In-Silico Evaluation of Silk Fibroin-Conjugated Doxycycline for Sustained Drug Delivery

Tetracyclines such as Doxycycline and Minocycline are broad-spectrum antibiotics. Their high oral bioavailability aids systemic absorption but limits achieving sustained local drug levels at the infection site. Sustained drug release to enhance the therapeutic efficacy and minimise side effects remains a significant challenge. This study investigated the conjugation of Doxycycline with silk fibroin (SF), which would provide sustained drug release at the target site. We employed an in-silico approach using molecular docking and molecular dynamics (MD) simulations to investigate the interaction and stability of antibiotics with SF. We also assessed the structural stability of SF when conjugated with these antibiotics. Molecular level characterization using a blind docking approach and MD simulation revealed that Doxycycline exhibited the strongest binding affinity of -6.0 kcal/mol, compared with both Tetracycline (−5.9 kcal/mol) and Minocycline (−5.7 kcal/mol). The MMPBSA analysis also showed that Doxycycline exhibited the highest binding energy of -25.71 kcal/mol compared to Tetracycline (−18.27 kcal/mol) and Minocycline (−10.8 kcal/mol). The strong binding energy and stability of Doxycycline with SF was attributed mainly by van der Waals interactions and hydrogen bonds.

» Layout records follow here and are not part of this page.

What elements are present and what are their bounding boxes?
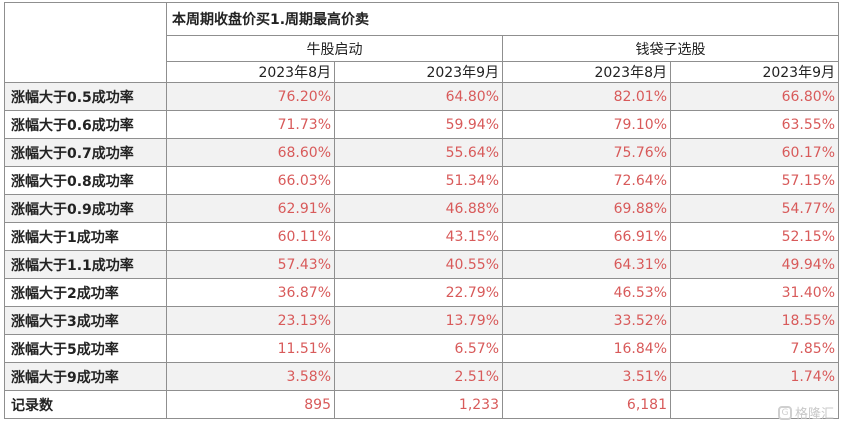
table-row: 涨幅大于3成功率 23.13% 13.79% 33.52% 18.55% <box>4 306 839 335</box>
value-cell: 3.51% <box>502 362 671 391</box>
value-cell: 11.51% <box>166 334 335 363</box>
value-cell: 22.79% <box>334 278 503 307</box>
table-row: 涨幅大于5成功率 11.51% 6.57% 16.84% 7.85% <box>4 334 839 363</box>
value-cell: 69.88% <box>502 194 671 223</box>
value-cell: 60.17% <box>670 138 839 167</box>
value-cell: 1,233 <box>334 390 503 419</box>
table-row: 涨幅大于0.5成功率 76.20% 64.80% 82.01% 66.80% <box>4 82 839 111</box>
watermark-text: 格隆汇 <box>794 407 834 422</box>
table-row: 涨幅大于0.7成功率 68.60% 55.64% 75.76% 60.17% <box>4 138 839 167</box>
value-cell: 36.87% <box>166 278 335 307</box>
value-cell: 31.40% <box>670 278 839 307</box>
table-row: 涨幅大于1.1成功率 57.43% 40.55% 64.31% 49.94% <box>4 250 839 279</box>
value-cell: 13.79% <box>334 306 503 335</box>
value-cell: 7.85% <box>670 334 839 363</box>
row-label: 涨幅大于0.6成功率 <box>4 110 167 139</box>
table-title: 本周期收盘价买1.周期最高价卖 <box>166 2 839 36</box>
table-row: 涨幅大于9成功率 3.58% 2.51% 3.51% 1.74% <box>4 362 839 391</box>
value-cell: 46.53% <box>502 278 671 307</box>
value-cell: 55.64% <box>334 138 503 167</box>
value-cell: 57.15% <box>670 166 839 195</box>
table-row: 涨幅大于0.8成功率 66.03% 51.34% 72.64% 57.15% <box>4 166 839 195</box>
value-cell: 1.74% <box>670 362 839 391</box>
row-label: 涨幅大于1.1成功率 <box>4 250 167 279</box>
value-cell: 66.80% <box>670 82 839 111</box>
value-cell: 51.34% <box>334 166 503 195</box>
row-label: 涨幅大于0.7成功率 <box>4 138 167 167</box>
value-cell: 33.52% <box>502 306 671 335</box>
table-row: 涨幅大于0.6成功率 71.73% 59.94% 79.10% 63.55% <box>4 110 839 139</box>
row-label: 涨幅大于0.8成功率 <box>4 166 167 195</box>
value-cell: 46.88% <box>334 194 503 223</box>
row-label: 记录数 <box>4 390 167 419</box>
corner-cell <box>4 2 167 83</box>
row-label: 涨幅大于9成功率 <box>4 362 167 391</box>
title-row: 本周期收盘价买1.周期最高价卖 <box>4 2 839 83</box>
value-cell: 18.55% <box>670 306 839 335</box>
period-header-row: 2023年8月 2023年9月 2023年8月 2023年9月 <box>5 61 839 83</box>
table-row: 记录数 895 1,233 6,181 <box>4 390 839 419</box>
value-cell: 62.91% <box>166 194 335 223</box>
value-cell: 43.15% <box>334 222 503 251</box>
value-cell: 82.01% <box>502 82 671 111</box>
group-header-niugu: 牛股启动 <box>166 35 503 62</box>
group-header-row: 牛股启动 钱袋子选股 <box>5 35 839 62</box>
table-row: 涨幅大于0.9成功率 62.91% 46.88% 69.88% 54.77% <box>4 194 839 223</box>
success-rate-table: 本周期收盘价买1.周期最高价卖 牛股启动 钱袋子选股 2023年8月 2023年… <box>4 2 839 419</box>
brand-logo-icon: G <box>777 405 792 420</box>
value-cell: 64.80% <box>334 82 503 111</box>
value-cell: 60.11% <box>166 222 335 251</box>
watermark: G 格隆汇 <box>777 403 834 422</box>
table-row: 涨幅大于2成功率 36.87% 22.79% 46.53% 31.40% <box>4 278 839 307</box>
value-cell <box>670 390 839 419</box>
value-cell: 49.94% <box>670 250 839 279</box>
row-label: 涨幅大于2成功率 <box>4 278 167 307</box>
value-cell: 79.10% <box>502 110 671 139</box>
value-cell: 64.31% <box>502 250 671 279</box>
value-cell: 63.55% <box>670 110 839 139</box>
period-header: 2023年9月 <box>334 61 503 83</box>
value-cell: 23.13% <box>166 306 335 335</box>
value-cell: 6,181 <box>502 390 671 419</box>
row-label: 涨幅大于0.9成功率 <box>4 194 167 223</box>
period-header: 2023年9月 <box>670 61 839 83</box>
value-cell: 2.51% <box>334 362 503 391</box>
value-cell: 66.03% <box>166 166 335 195</box>
period-header: 2023年8月 <box>166 61 335 83</box>
group-header-qiandaizi: 钱袋子选股 <box>502 35 839 62</box>
value-cell: 895 <box>166 390 335 419</box>
value-cell: 59.94% <box>334 110 503 139</box>
value-cell: 76.20% <box>166 82 335 111</box>
row-label: 涨幅大于0.5成功率 <box>4 82 167 111</box>
value-cell: 71.73% <box>166 110 335 139</box>
value-cell: 72.64% <box>502 166 671 195</box>
value-cell: 66.91% <box>502 222 671 251</box>
value-cell: 3.58% <box>166 362 335 391</box>
value-cell: 52.15% <box>670 222 839 251</box>
table-row: 涨幅大于1成功率 60.11% 43.15% 66.91% 52.15% <box>4 222 839 251</box>
value-cell: 54.77% <box>670 194 839 223</box>
row-label: 涨幅大于5成功率 <box>4 334 167 363</box>
value-cell: 40.55% <box>334 250 503 279</box>
row-label: 涨幅大于1成功率 <box>4 222 167 251</box>
value-cell: 57.43% <box>166 250 335 279</box>
value-cell: 16.84% <box>502 334 671 363</box>
value-cell: 68.60% <box>166 138 335 167</box>
value-cell: 6.57% <box>334 334 503 363</box>
value-cell: 75.76% <box>502 138 671 167</box>
row-label: 涨幅大于3成功率 <box>4 306 167 335</box>
period-header: 2023年8月 <box>502 61 671 83</box>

To evaluate the stability of protein-antibiotic complexes, 100 ns MD simulations were performed. The RMSD, RMSF, radius of gyration, SASA, and DSSP analyses revealed that SF was stable without much deformation upon docking of all three antibiotics. In summary, our computational results suggest that Doxycycline and SF conjugates offer a promising strategy for sustained drug delivery, potentially improving therapeutic efficacy in the treatment of chronic inflammatory diseases.